Alright people, by now many us have seen Christopher Nolan’s new war epic, Dunkirk. While an astounding piece of cinema, I have recently met a few individuals that are refusing to see the movie. Their reason?
Because pop-sensation Harry Styles is in it.
If you’ve read my review, you’ll have seen that I thought Mr Styles did pretty well in a movie where he was surrounded by Oscar-calibre actors. But alas, it seems that there are some that just can’t get away from the fact that Mr Styles is one fourth of the world renowned band known as One Direction.
Just saw Dunkirk only because of Mark Rylance and let me tell you Harry Styles fucking ruined the movie. I don’t know what y’all are smoking
— Mithi (@mithilesh123432) 21 July 2017
Fortunately, the large majority of people and critics have rightly praised him for his performance. But this baffling hatred of singers popular with girls/women, who then choose to move into acting, is something that has pervaded our culture for several generations.
But guess what guys? Mr Styles is doing something that has been done by some of the most successful people in human history.
In fact, I’d even go as far as to say that Harry Styles is a modern day Frank Sinatra.
“You’re dead to me!” I hear you cry.
“KILL HIM!” I hear some of you roar.
But my assertion has an element of truth to it. Of course Mr Styles is not Ol’ Blue Eyes in his later career. But when compared to the early days of Sinatra’s profession, they have a surprisingly lot in common.
When most of you think of Frank Sinatra, you’re probably thinking of the hat wearing, older, distinguished gentleman who was part of the Rat Pack.
But Sinatra, in his early years, was essentially the Harry Styles of his day.
Sinatra kicked of his career in 1935, when he was 15, by joining the 1930s equivalent of a boyband called the 3 Flashes. While he would flirt in and out of several other bands, he would eventually go solo in 1941. And do you know who his fans were?
Almost exclusively teenage girls and young women.
Bobby Soxers were the name given to them, mainly because of their choice of sock attire. But their dedication would sometimes go so far that, according to Janice T. Booker’s “Why the Bobby Soxers?” (2004):
… They were known to write Sinatra’s song titles on their clothing, bribe hotel maids for an opportunity to touch his bed, and accost his person in the form of stealing clothing he was wearing, most commonly his bow-tie.
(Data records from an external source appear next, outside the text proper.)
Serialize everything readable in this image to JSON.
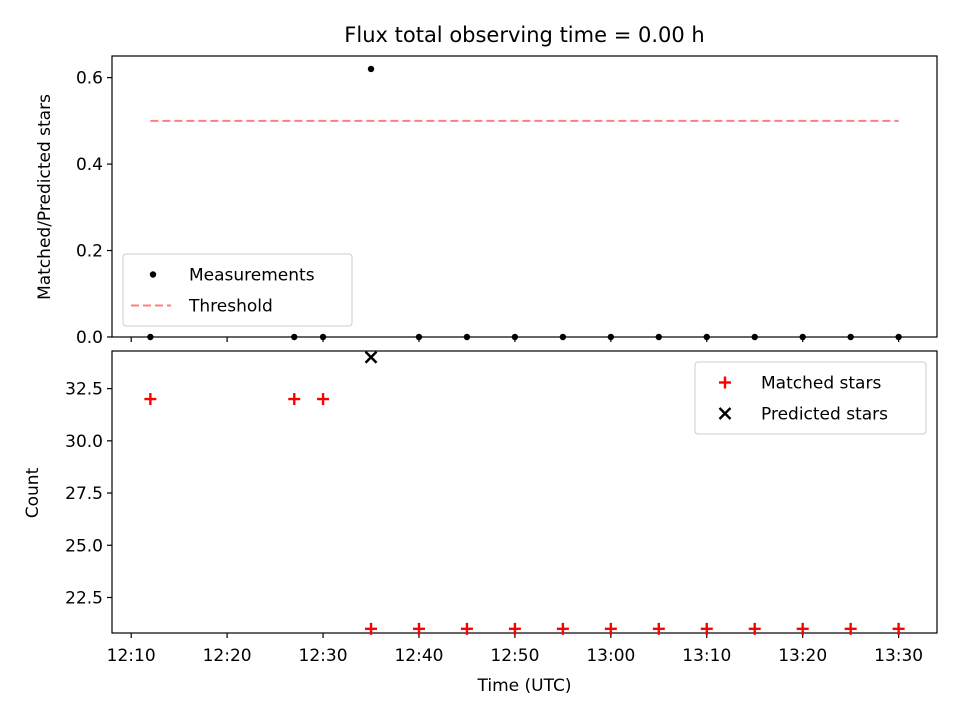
{
  "chart_data": [
    {
      "type": "scatter",
      "panel": "top",
      "title": "Flux total observing time = 0.00 h",
      "xlabel": "",
      "ylabel": "Matched/Predicted stars",
      "ylim": [
        0.0,
        0.65
      ],
      "yticks": [
        "0.0",
        "0.2",
        "0.4",
        "0.6"
      ],
      "xlim": [
        "12:08",
        "13:34"
      ],
      "grid": false,
      "legend_position": "lower-left",
      "series": [
        {
          "name": "Measurements",
          "kind": "scatter",
          "marker": "dot",
          "color": "#000000",
          "x": [
            "12:12",
            "12:27",
            "12:30",
            "12:35",
            "12:40",
            "12:45",
            "12:50",
            "12:55",
            "13:00",
            "13:05",
            "13:10",
            "13:15",
            "13:20",
            "13:25",
            "13:30"
          ],
          "y": [
            0.0,
            0.0,
            0.0,
            0.62,
            0.0,
            0.0,
            0.0,
            0.0,
            0.0,
            0.0,
            0.0,
            0.0,
            0.0,
            0.0,
            0.0
          ]
        },
        {
          "name": "Threshold",
          "kind": "line",
          "style": "dashed",
          "color": "#ff7f7f",
          "x": [
            "12:12",
            "13:30"
          ],
          "y": [
            0.5,
            0.5
          ]
        }
      ]
    },
    {
      "type": "scatter",
      "panel": "bottom",
      "title": "",
      "xlabel": "Time (UTC)",
      "ylabel": "Count",
      "ylim": [
        20.8,
        34.3
      ],
      "yticks": [
        "22.5",
        "25.0",
        "27.5",
        "30.0",
        "32.5"
      ],
      "xlim": [
        "12:08",
        "13:34"
      ],
      "xticks": [
        "12:10",
        "12:20",
        "12:30",
        "12:40",
        "12:50",
        "13:00",
        "13:10",
        "13:20",
        "13:30"
      ],
      "grid": false,
      "legend_position": "upper-right",
      "series": [
        {
          "name": "Matched stars",
          "kind": "scatter",
          "marker": "plus",
          "color": "#ff0000",
          "x": [
            "12:12",
            "12:27",
            "12:30",
            "12:35",
            "12:40",
            "12:45",
            "12:50",
            "12:55",
            "13:00",
            "13:05",
            "13:10",
            "13:15",
            "13:20",
            "13:25",
            "13:30"
          ],
          "y": [
            32,
            32,
            32,
            21,
            21,
            21,
            21,
            21,
            21,
            21,
            21,
            21,
            21,
            21,
            21
          ]
        },
        {
          "name": "Predicted stars",
          "kind": "scatter",
          "marker": "x",
          "color": "#000000",
          "x": [
            "12:35"
          ],
          "y": [
            34
          ]
        }
      ]
    }
  ]
}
In fact, Sinatra was so popular that in October 1944, when discovering they were unable to get into a New York concert of his, thousands of girls and women went nuts and had to be subdued by several dozen police officers. This eventually became known as the Columbus Day Riot.
But like most popstars, Sinatra’s fame started to diminish and his popularity began to sink. And you know what he did?
That’s right, you condescending bastards! He doubled down on his acting!
From the end of WWII in 1945, Sinatra performed in nine movies, most of them musicals, with 1948’s The Miracle of the Bells being the one dramatic exception. Then finally in 1953 he did From Here to Eternity, where he wound up wining the Oscar for Best Supporting Actor.
That was the turning point. That was the moment he went from teenage idol to world renowned actor and singer. From there, of course, his stratospheric career is known to most.
But Sinatra wasn’t the only one to walk a path like this. Justin Timberlake, Zac Efron and many others have begun as youthful pop singers, beloved by millions of females, before later taking the journey into the arena of professional acting.
That’s why it’s so ridiculous that there are those who chose not to take someone seriously because they are popular with women. Especially since male singers that are popular with men traditionally don’t suffer this type of treatment. Ludacris, LL Cool J, Ice Cube and David Bowie all transferred to acting with little or no backlash during their debut performances.
Unfortunately, it always seems us guys (and let’s be honest, it’s mostly us guys) feel some sort of need to shit on these male singers with a overwhelming female fandom. Why? Are we jealous? Angry? Misguided? Imbeciles? A mix of all four?
In the end though, Sinatra, Timberlake and Efron were laughing all the way to the bank with armfuls of awards. Something tells me Mr Styles will one day be laughing too.